The first baby to benefit from TeleTransport had an initial blood gas that was near death. The pH was 6.89, and CO2 was unrecordably high.
The team at Children’s Health visually assessed the baby, watched the monitors relaying its vital signs, and collaborated with the transport nurses to change ventilator settings and administer medications – including blood pressure support and nitric oxide – to stabilize the baby’s critical condition.
“The team was able to do almost exactly what they would have done if there physically, and when the baby showed up in our NICU four or five hours later, the blood gas was pH 7.40 and PCO2 42, both completely in the normal range,” says Dr. Dariya. “All the interventions that were made during the transport improved the baby’s physiological condition, and the baby’s life was saved.”
TeleTransport also allows the physicians and the transport nurses to “meet” the parents virtually. “The transport nurses can engage with the family so that they can understand the specialty care being provided and also meet our physicians who are caring for their baby early in the process,” says Scotti Floyd Edgar, Director of Transport Services at Children’s Health.
With the first baby TeleTransported, the team at Children’s Health was able to counsel the parents as to the critical nature of the baby’s condition and keep them updated about the progress being made.
“If parents are able to meet the neonatologist and team virtually before transport,” says Kristin Carlton, Program Director for Telespecialty and Clinical Outreach, “when they arrive at Children’s Health, they see familiar faces, adding some level of comfort to a very stressful time.”

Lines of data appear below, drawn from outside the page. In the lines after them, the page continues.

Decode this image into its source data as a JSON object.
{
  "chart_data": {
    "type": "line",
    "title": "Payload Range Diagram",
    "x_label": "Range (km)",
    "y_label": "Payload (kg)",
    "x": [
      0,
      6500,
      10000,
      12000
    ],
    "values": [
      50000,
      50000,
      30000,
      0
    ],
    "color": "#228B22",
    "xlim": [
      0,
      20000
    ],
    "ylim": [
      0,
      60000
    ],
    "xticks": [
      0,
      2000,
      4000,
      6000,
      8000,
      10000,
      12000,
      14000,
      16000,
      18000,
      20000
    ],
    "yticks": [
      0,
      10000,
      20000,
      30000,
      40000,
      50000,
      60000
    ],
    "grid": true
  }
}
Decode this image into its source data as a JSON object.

Jumpstarting Therapeutic Cooling
TeleTransport allows Level IV care to start before the babies reach the NICU. One important example is therapeutic hypothermia for babies with hypoxic-ischemic encephalopathy.
“When babies have been severely depressed at birth and deprived of oxygen or blood flow to the brain, their brain is at risk. Hypothermia is the only treatment currently shown to reduce death or disability but only if the encephalopathy is recognized immediately and treatment is initiated in the first six hours after birth – the sooner, the better. Literally speaking, time is brain.” says Dr. Lina Chalak, Neonatologist, Director of the Neonatal NeuroNICU Program and Professor at UT Southwestern Medical Center. “We have invested in a Tecotherm Neo device, the only FDA-approved method for cooling on transport, and trained the team on using this fast implementation cooling device as part of the TeleTransport program.

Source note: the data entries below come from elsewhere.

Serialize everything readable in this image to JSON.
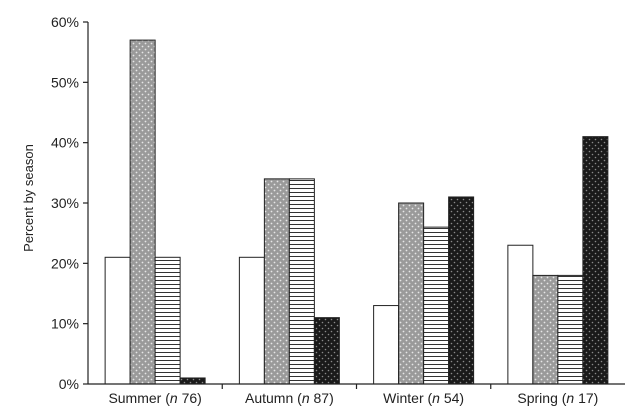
{
  "chart_data": {
    "type": "bar",
    "ylabel": "Percent by season",
    "ylim": [
      0,
      60
    ],
    "yticks": [
      0,
      10,
      20,
      30,
      40,
      50,
      60
    ],
    "ytick_suffix": "%",
    "categories": [
      {
        "name": "Summer",
        "n": "76"
      },
      {
        "name": "Autumn",
        "n": "87"
      },
      {
        "name": "Winter",
        "n": "54"
      },
      {
        "name": "Spring",
        "n": "17"
      }
    ],
    "series": [
      {
        "pattern": "white",
        "values": [
          21,
          21,
          13,
          23
        ]
      },
      {
        "pattern": "grey-dots",
        "values": [
          57,
          34,
          30,
          18
        ]
      },
      {
        "pattern": "horizontal-lines",
        "values": [
          21,
          34,
          26,
          18
        ]
      },
      {
        "pattern": "black-dots",
        "values": [
          1,
          11,
          31,
          41
        ]
      }
    ],
    "grid": false,
    "legend": "none",
    "colors": {
      "axis": "#222222",
      "grey_fill": "#9a9a9a",
      "black_fill": "#1a1a1a",
      "dot_light": "#e6e6e6",
      "dot_dark": "#8a8a8a"
    }
  }
}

The sooner the cooling begins, the better the baby’s chances.
“To determine what babies qualify for this intervention, we need to be able to examine them remotely,” says Dr. Dariya. “Then, with certainty, we can tell our transport team, ‘Start cooling this baby now.’” The baby can then be actively cooled during transport, starting this critical therapy sooner.
Imagining the Future of TeleTransport
TeleTransport marks the latest milestone in our push to extend Level IV care to babies across our region. In partnership with UT Southwestern, we developed one of the nation’s most comprehensive TeleNICU programs in 2013. We’ve virtually examined more than 200 neonates so far, and more than half of those patients have been able to remain in their home hospitals. Now we’re looking for ways to virtually connect with more patients and more providers.
The next goal is to provide TeleTransport capability on “any and every transport,” says Dr. Dariya. “And not just for the NICU. My hope is that our colleagues in the ER, Pediatric ICU and CVICU all find benefit doing this. Any service within this hospital should have the ability to evaluate a sick patient – before they get here.”